Non, je vais plutôt vous parler des nouvelles qui sont restées souterraines ces derniers jours — éclipsées par les fumées de la "Révolution de Jasmin".
Comme l’emploi américain, par exemple : les dernières statistiques étaient plutôt encourageantes, mais comme le disait Philippe Béchade, "en ce qui concerne le chômage réel, Wall Street se fie à une calculette en guimauve où certaines touches s’écrasent sous la pression sans qu’aucun chiffre n’apparaisse à l’écran".
"Les chômeurs en fin de droit, pfuitt, envolés ! Les demandeurs ayant renoncé à pointer toutes les semaines, plouf, plouf, comptés pour zéro ! La masse salariale qui n’augmente pas, c’est comme si on tapait sur ‘+/-‘. Une fois éliminées toutes les personnes qui respirent encore mais qui ne touchent aucun salaire dans la plus grande furtivité statistique, l’économie américaine donne l’impression de créer des emplois".
▪ Ah, et il y avait ça, aussi : l’agence de notation Standard & Poor’s a dégradé la dette japonaise. Le fait n’a pas échappé à Bill Bonner :
"Selon l’agence Standard & Poor’s, le Japon n’avait pas de plan plausible pour échapper à la faillite. Le pays a le ratio dette/PIB le plus élevé au monde. Et il ne fait que s’endetter plus encore".
"Est-ce un problème ? Les prêteurs — en grande partie constitués des Japonais eux-mêmes — ne semblent pas être de cet avis. Ils prêtent de l’argent au gouvernement japonais pendant 10 ans et ne demandent que 1,24% d’intérêt. Vous imaginez ? Si le yen ne perdait que 2% par an — ce qui est la cible dans la majeure partie des économies avancées — le taux d’intérêt réel serait négatif. Ce qui signifie que le prêteur perdrait de l’argent chaque année".

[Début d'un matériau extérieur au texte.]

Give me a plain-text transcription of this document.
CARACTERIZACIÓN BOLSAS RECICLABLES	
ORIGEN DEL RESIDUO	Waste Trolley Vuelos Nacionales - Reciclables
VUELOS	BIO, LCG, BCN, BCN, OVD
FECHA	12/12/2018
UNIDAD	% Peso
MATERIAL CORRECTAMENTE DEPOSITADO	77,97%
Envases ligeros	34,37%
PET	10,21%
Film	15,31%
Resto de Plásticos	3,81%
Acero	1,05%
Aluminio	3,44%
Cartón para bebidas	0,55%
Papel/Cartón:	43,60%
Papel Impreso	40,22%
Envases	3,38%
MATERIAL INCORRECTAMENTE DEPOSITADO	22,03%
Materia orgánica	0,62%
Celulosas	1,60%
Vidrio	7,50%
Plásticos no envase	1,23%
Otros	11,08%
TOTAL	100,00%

"Et comment les Japonais rembourseront-ils ? Les prêteurs donnent de l’argent à un emprunteur qui, comme le dit S&P, n’a ‘pas de plan plausible’ pour le rembourser. Et ils ne demandent que 1,24% de taux d’intérêt. A quoi pensent-ils ? Pensent-ils tout court ?"
"Les taux d’épargne diminuent, au Japon. Les gens vieillissent. On trouve plus de personnes prenant leur retraite que de nouveaux arrivants sur le marché de l’emploi. Comment ce film pourrait-il avoir une fin heureuse ?"
Mais, vous demandez-vous peut-être, sagace lecteur — et me demandez donc à moi, par extension — "pourquoi s’intéresser à un chapelet de 6 852 îles (oui, 6 852 !) perdues de l’autre côté du continent ?"
Oui, pourquoi ?
Eh bien tout simplement parce que depuis bientôt vingt ans, le Japon préfigure ce qui attend les économies matures comme les Etats-Unis ou l’Europe : récession molle, croissance molle aussi, vieillissement de la population, plans de relance et interventions gouvernementales à la pelle, cuisine monétaire (rappelez-vous le carry trade sur le yen…), endettement de l’Etat… et désormais dégradation de la dette souveraine.
A chaque fois, le Japon nous précédait d’une étape ; à chaque fois, nous l’avons suivi… au lieu de tirer les leçons de l’expérience nippone.
Il en sera de même cette fois-ci : la dette française et européenne prend un virage vers le pire depuis des mois — et c’est votre épargne qui est en bout de ligne.